In the global CHAMPION-NMOSD trial, 58 adults with the disorder who were positive for anti-AQP4 antibodies were treated with Ultomiris for up to 2.5 years.

The results showed that none of them experienced a disease relapse during this period. This represented a 98.6% drop in the risk of relapse compared with patients given a placebo in a previous Soliris trial.

Moreover, clinically-important worsening in walking skills was significantly less common among Ultomiris-treated patients than in those in the external placebo group (3.4% vs. 23.4%).

The most common side effects of Ultomiris reported in the study were COVID-19 infection and joint pain. Meningococcal infectionsoccurred in two patients who had been vaccinated against such infection, but both recovered fully.

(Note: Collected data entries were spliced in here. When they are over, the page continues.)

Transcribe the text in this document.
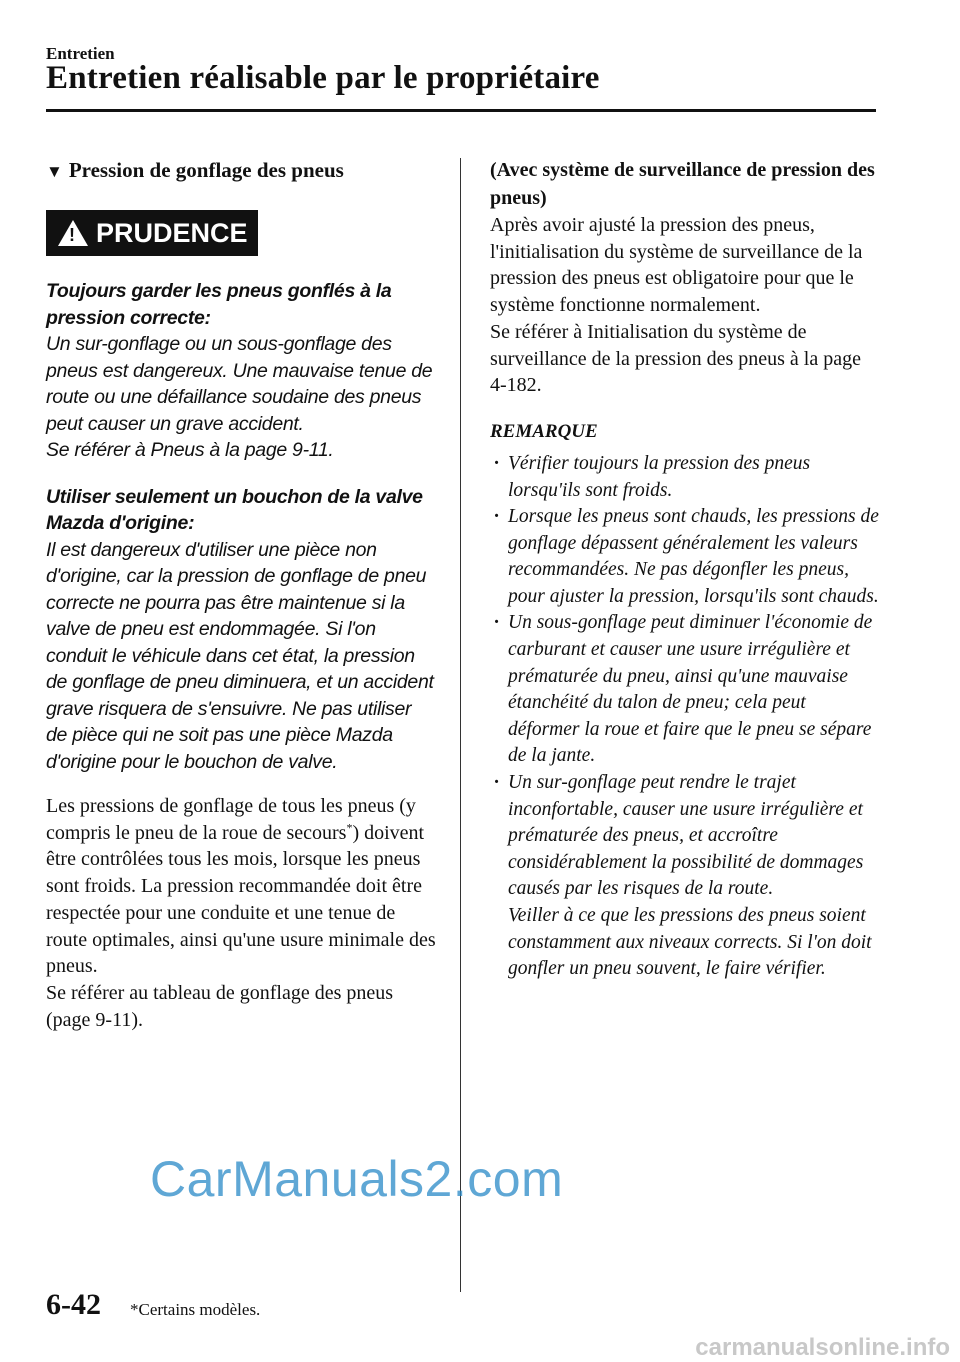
Entretien
Entretien réalisable par le propriétaire
▼ Pression de gonflage des pneus
!PRUDENCE

Toujours garder les pneus gonflés à la pression correcte:

Un sur-gonflage ou un sous-gonflage des pneus est dangereux. Une mauvaise tenue de route ou une défaillance soudaine des pneus peut causer un grave accident.

Se référer à Pneus à la page 9-11.

Utiliser seulement un bouchon de la valve Mazda d'origine:

Il est dangereux d'utiliser une pièce non d'origine, car la pression de gonflage de pneu correcte ne pourra pas être maintenue si la valve de pneu est endommagée. Si l'on conduit le véhicule dans cet état, la pression de gonflage de pneu diminuera, et un accident grave risquera de s'ensuivre. Ne pas utiliser de pièce qui ne soit pas une pièce Mazda d'origine pour le bouchon de valve.

Les pressions de gonflage de tous les pneus (y compris le pneu de la roue de secours*) doivent être contrôlées tous les mois, lorsque les pneus sont froids. La pression recommandée doit être respectée pour une conduite et une tenue de route optimales, ainsi qu'une usure minimale des pneus.

Se référer au tableau de gonflage des pneus (page 9-11).

(Avec système de surveillance de pression des pneus)

Après avoir ajusté la pression des pneus, l'initialisation du système de surveillance de la pression des pneus est obligatoire pour que le système fonctionne normalement.

Se référer à Initialisation du système de surveillance de la pression des pneus à la page 4-182.

REMARQUE
· Vérifier toujours la pression des pneus lorsqu'ils sont froids.
· Lorsque les pneus sont chauds, les pressions de gonflage dépassent généralement les valeurs recommandées. Ne pas dégonfler les pneus, pour ajuster la pression, lorsqu'ils sont chauds.
· Un sous-gonflage peut diminuer l'économie de carburant et causer une usure irrégulière et prématurée du pneu, ainsi qu'une mauvaise étanchéité du talon de pneu; cela peut déformer la roue et faire que le pneu se sépare de la jante.
· Un sur-gonflage peut rendre le trajet inconfortable, causer une usure irrégulière et prématurée des pneus, et accroître considérablement la possibilité de dommages causés par les risques de la route.
Veiller à ce que les pressions des pneus soient constamment aux niveaux corrects. Si l'on doit gonfler un pneu souvent, le faire vérifier.
CarManuals2.com
6-42 *Certains modèles.
carmanualsonline.info
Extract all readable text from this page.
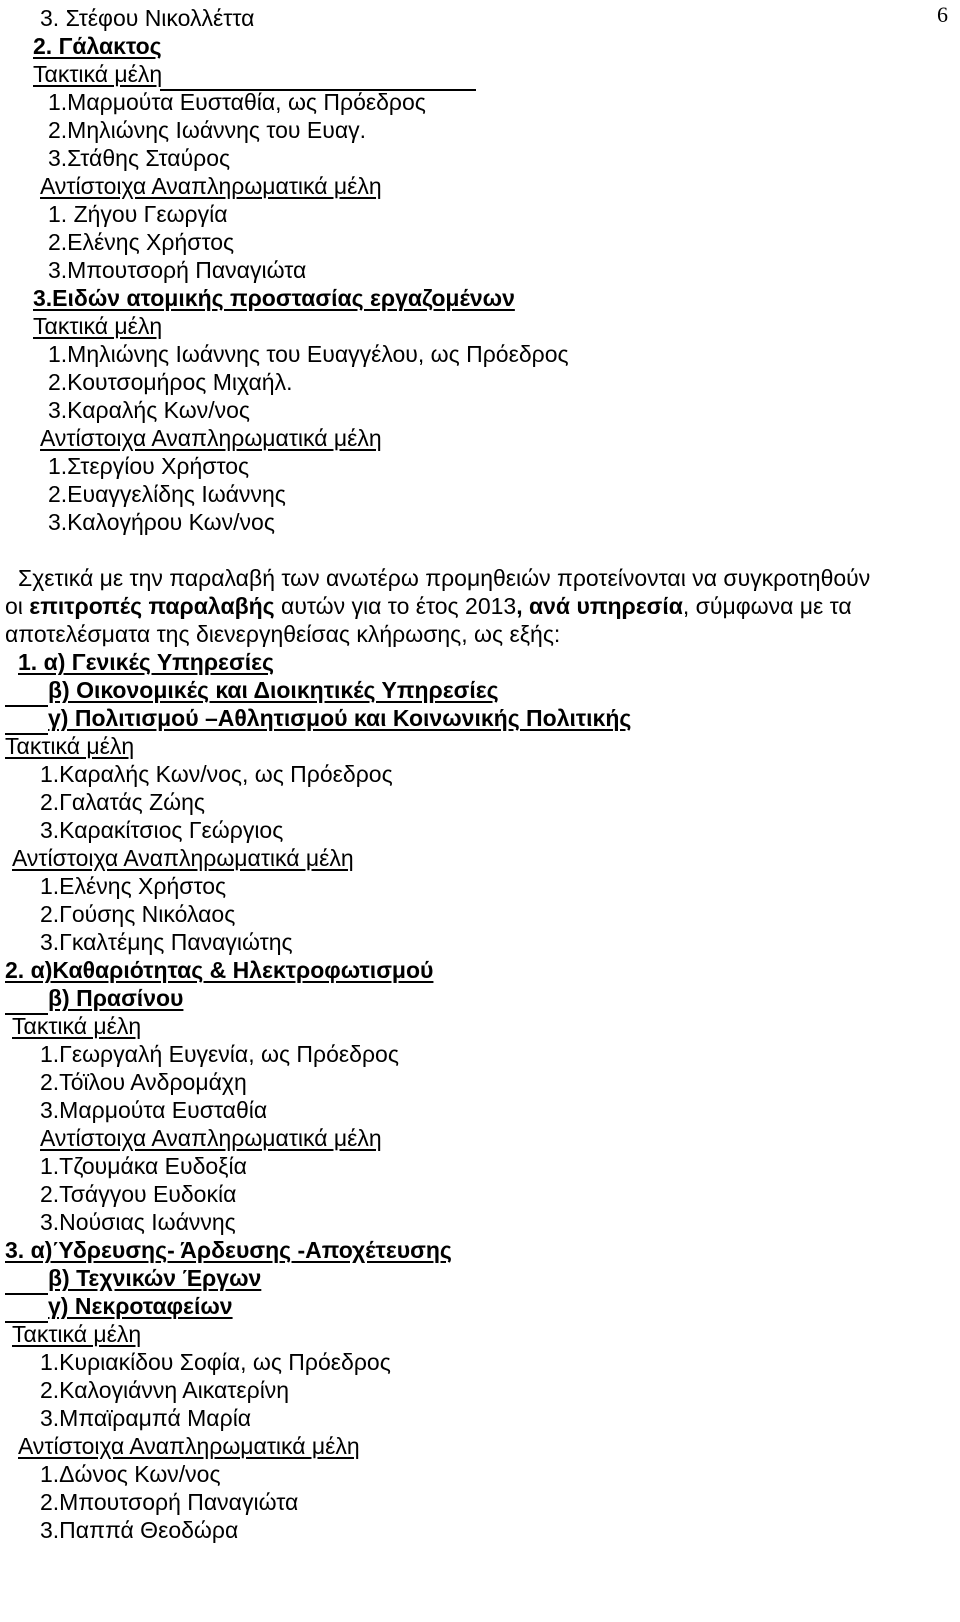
6
3. Στέφου Νικολλέττα
2. Γάλακτος
Τακτικά μέλη
1.Μαρμούτα Ευσταθία, ως Πρόεδρος
2.Μηλιώνης Ιωάννης του Ευαγ.
3.Στάθης Σταύρος
Αντίστοιχα Αναπληρωματικά μέλη
1. Ζήγου Γεωργία
2.Ελένης Χρήστος
3.Μπουτσορή Παναγιώτα
3.Ειδών ατομικής προστασίας εργαζομένων
Τακτικά μέλη
1.Μηλιώνης Ιωάννης του Ευαγγέλου, ως Πρόεδρος
2.Κουτσομήρος Μιχαήλ.
3.Καραλής Κων/νος
Αντίστοιχα Αναπληρωματικά μέλη
1.Στεργίου Χρήστος
2.Ευαγγελίδης Ιωάννης
3.Καλογήρου Κων/νος
Σχετικά με την παραλαβή των ανωτέρω προμηθειών προτείνονται να συγκροτηθούν
οι επιτροπές παραλαβής αυτών για το έτος 2013, ανά υπηρεσία, σύμφωνα με τα
αποτελέσματα της διενεργηθείσας κλήρωσης, ως εξής:
1. α) Γενικές Υπηρεσίες
β) Οικονομικές και Διοικητικές Υπηρεσίες
γ) Πολιτισμού –Αθλητισμού και Κοινωνικής Πολιτικής
Τακτικά μέλη
1.Καραλής Κων/νος, ως Πρόεδρος
2.Γαλατάς Ζώης
3.Καρακίτσιος Γεώργιος
Αντίστοιχα Αναπληρωματικά μέλη
1.Ελένης Χρήστος
2.Γούσης Νικόλαος
3.Γκαλτέμης Παναγιώτης
2. α)Καθαριότητας & Ηλεκτροφωτισμού
β) Πρασίνου
Τακτικά μέλη
1.Γεωργαλή Ευγενία, ως Πρόεδρος
2.Τόϊλου Ανδρομάχη
3.Μαρμούτα Ευσταθία
Αντίστοιχα Αναπληρωματικά μέλη
1.Τζουμάκα Ευδοξία
2.Τσάγγου Ευδοκία
3.Νούσιας Ιωάννης
3. α)Ύδρευσης- Άρδευσης -Αποχέτευσης
β) Τεχνικών Έργων
γ) Νεκροταφείων
Τακτικά μέλη
1.Κυριακίδου Σοφία, ως Πρόεδρος
2.Καλογιάννη Αικατερίνη
3.Μπαϊραμπά Μαρία
Αντίστοιχα Αναπληρωματικά μέλη
1.Δώνος Κων/νος
2.Μπουτσορή Παναγιώτα
3.Παππά Θεοδώρα
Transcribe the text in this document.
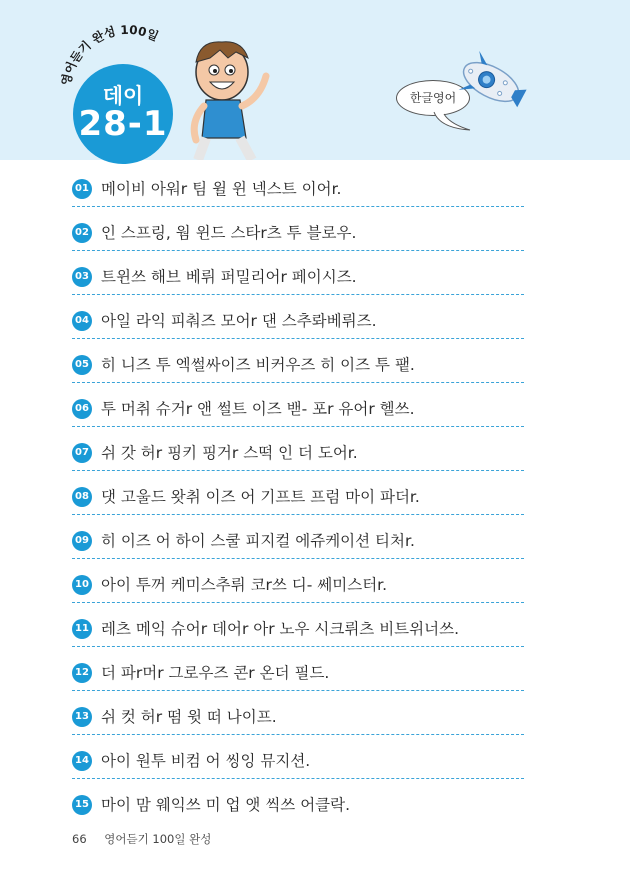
영어듣기 완성 100일
데이
28-1
한글영어
01 메이비 아워r 팀 윌 윈 넥스트 이어r.
02 인 스프링, 웜 윈드 스타r츠 투 블로우.
03 트윈쓰 해브 베뤼 퍼밀리어r 페이시즈.
04 아일 라익 피춰즈 모어r 댄 스추롸베뤼즈.
05 히 니즈 투 엑썰싸이즈 비커우즈 히 이즈 투 퍁.
06 투 머취 슈거r 앤 썰트 이즈 밷- 포r 유어r 헬쓰.
07 쉬 갓 허r 핑키 핑거r 스떡 인 더 도어r.
08 댓 고울드 왓취 이즈 어 기프트 프럼 마이 파더r.
09 히 이즈 어 하이 스쿨 피지컬 에쥬케이션 티처r.
10 아이 투꺼 케미스추뤼 코r쓰 디- 쎄미스터r.
11 레츠 메익 슈어r 데어r 아r 노우 시크뤼츠 비트위너쓰.
12 더 파r머r 그로우즈 콘r 온더 필드.
13 쉬 컷 허r 떰 윗 떠 나이프.
14 아이 원투 비컴 어 씽잉 뮤지션.
15 마이 맘 웨익쓰 미 업 앳 씩쓰 어클락.
66 영어듣기 100일 완성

After completing the trial’s treatment phase, 56 patients chose to enter its long-term extension period, in which they are continuing treatment for up to two years or until Ultomiris is approved, whichever occurs first.

In the U.S., the therapy also is approved for other disorders associated with complement overactivation, including generalized myasthenia gravis, paroxysmal nocturnal hemoglobinuria, and atypical hemolytic uremic syndrome.